Again, if glucosamine mimics a low-carbohydrate diet, why not just eliminate the middleman and refrain from eating carbohydrates?
Fasting, eating a very low amount of carbohydrates (usually less than 50 grams daily), or taking ketone supplements or MCT oil raises the amount of molecules known as ketones in the bloodstream. Increased ketones mimic the effects of food restriction by lowering blood glucose and insulin.
While ketone supplements are generally beneficial in my opinion, if you cut the carbohydrates, albeit radically, you’re in ketosis (producing ketones) and presumably extending your lifespan and fighting aging by doing so.
Feeding glucose to the worm C. elegans shortens its lifespan.
When carbohydrates are digested, they become glucose inside the body, since most carbohydrates are just long chains of glucose. (Sugars may incorporate other molecules, such as fructose and galactose.)
So why not just restrict carbohydrates?
As we’ve seen from the studies above, multiple lines of evidence lead to the conclusion that restricting carbohydrates and thus preventing high blood glucose, whether spikes in it or a higher average glucose, leads to longer life.

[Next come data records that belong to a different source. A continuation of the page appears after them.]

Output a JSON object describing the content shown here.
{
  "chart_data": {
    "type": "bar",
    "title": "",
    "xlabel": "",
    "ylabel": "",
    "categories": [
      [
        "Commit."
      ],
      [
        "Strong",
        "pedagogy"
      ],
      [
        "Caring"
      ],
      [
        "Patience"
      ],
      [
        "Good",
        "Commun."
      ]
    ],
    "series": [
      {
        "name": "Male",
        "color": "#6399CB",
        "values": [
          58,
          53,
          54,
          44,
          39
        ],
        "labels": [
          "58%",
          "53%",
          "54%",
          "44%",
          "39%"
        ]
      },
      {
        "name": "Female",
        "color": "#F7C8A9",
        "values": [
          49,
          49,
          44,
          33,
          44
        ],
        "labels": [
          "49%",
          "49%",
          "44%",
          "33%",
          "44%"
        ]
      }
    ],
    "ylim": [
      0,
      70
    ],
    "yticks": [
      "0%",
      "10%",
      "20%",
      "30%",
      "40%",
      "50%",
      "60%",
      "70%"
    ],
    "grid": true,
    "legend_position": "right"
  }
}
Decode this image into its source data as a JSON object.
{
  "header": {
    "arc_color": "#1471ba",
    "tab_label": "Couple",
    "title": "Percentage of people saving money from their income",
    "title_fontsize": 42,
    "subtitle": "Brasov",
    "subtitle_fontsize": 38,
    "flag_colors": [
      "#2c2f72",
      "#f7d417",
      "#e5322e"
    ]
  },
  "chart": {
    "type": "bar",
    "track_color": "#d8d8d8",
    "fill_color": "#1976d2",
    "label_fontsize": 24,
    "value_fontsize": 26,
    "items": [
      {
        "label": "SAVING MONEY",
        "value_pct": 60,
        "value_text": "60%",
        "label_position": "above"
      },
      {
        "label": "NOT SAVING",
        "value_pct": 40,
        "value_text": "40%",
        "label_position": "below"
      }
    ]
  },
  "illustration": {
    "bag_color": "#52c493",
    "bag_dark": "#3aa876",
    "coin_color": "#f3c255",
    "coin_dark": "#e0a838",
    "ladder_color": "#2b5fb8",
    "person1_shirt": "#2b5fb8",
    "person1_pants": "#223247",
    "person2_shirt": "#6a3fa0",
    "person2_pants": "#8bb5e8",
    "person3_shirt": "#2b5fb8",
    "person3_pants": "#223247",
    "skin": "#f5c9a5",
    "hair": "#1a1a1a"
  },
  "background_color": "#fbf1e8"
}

These same lines of evidence lead to the conclusion that carbohydrates can promote aging and shorten life.
Note that some carbohydrates, namely complex carbohydrates found in non-starchy vegetables, don’t raise blood sugar much if at all.
The foods that contain abundant carbohydrates and increase blood glucose are the ones to restrict or eliminate, and they include grains (wheat, rice, corn, etc.), sugar, and starchy tubers such as potatoes.
Someone who is very insulin sensitive may not be harmed much by carbohydrates. These people include athletes and other lean people who exercise or labor at physically demanding jobs.
Anyone else, and that includes most people, would likely see a big improvement in health by restricting carbohydrates.